Sat May 18 18:56:02 2002
> > My understanding of computer systems and programming is largely philosophical
> > and metaphysical, rather than mathematical in the formal sense of the word,
> > and I am more informed in the realm of yoga philosophy / social evolution
> > than strict computer science. I hope I can still make some kind of valuable
> Metaphysical computer systems and programming is a new thing to me: computers
> are quite firmly in the realm of the logical. Perhaps you would care to
A wild guess at what Jeremy means: Kurzweil's book, Moravec's book,
maybe "GEB". I think I know where he's standing. His use of the phrase
"mathematical in the formal sense of the word" makes my old positivist
self yell, scream and want to shove sharp pointy weapons into people.
But that's my old self, and Jeremy seems to be well-intentioned, and
open to learning. (i.e., not a self-important wacko.)
I don't know how the rest of the "collective" stands; I would probably
sustain that non-technical understanding of computer systems and
programming is no understanding at all; Plato's years trying to
understand the nature of matter didn't qualify him to build or operate a
scanning tunneling microscope. Unfortunately, the blend of practical
experience and theoretical analysis that one might call "understanding
computer systems" is, AFAIK, very hard to learn, even in CS departments.
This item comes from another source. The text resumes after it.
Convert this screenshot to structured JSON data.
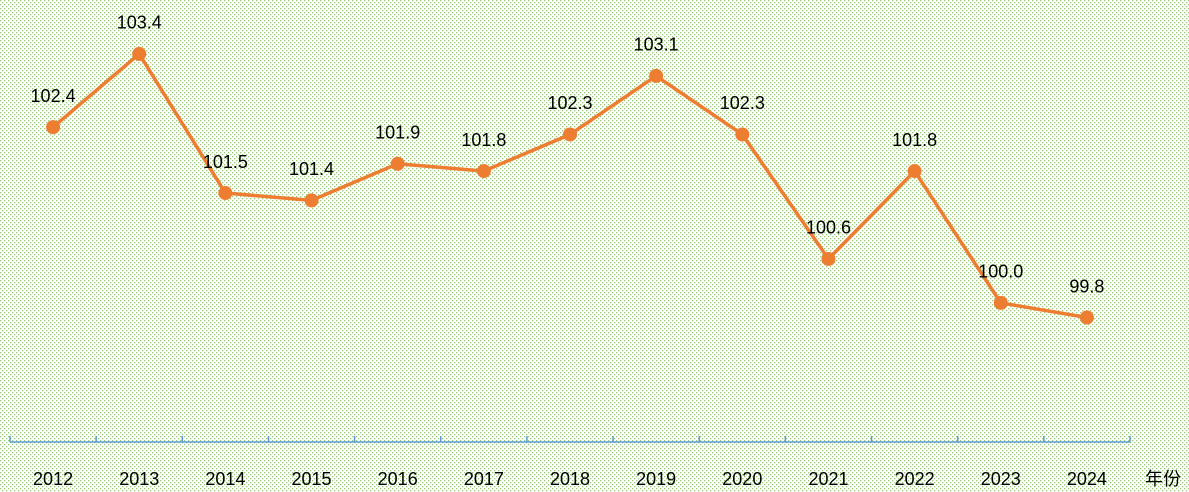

Thus, my best, humble recommendation to Jeremy is Knuth's "The Art of
Computer Programming"; with apologies to the angry mob of computer
scientists which will doubtlessly try to kill me at about any moment, I
claim that there is no book about computing theory from a declarative
point of view that targets people with some knowledge of programming and
basic math and logic, as Knuth does.
P.S.: I am personally offended by the suggestion that I belong to some
kind of hive mind, but I shall let that pass for the moment.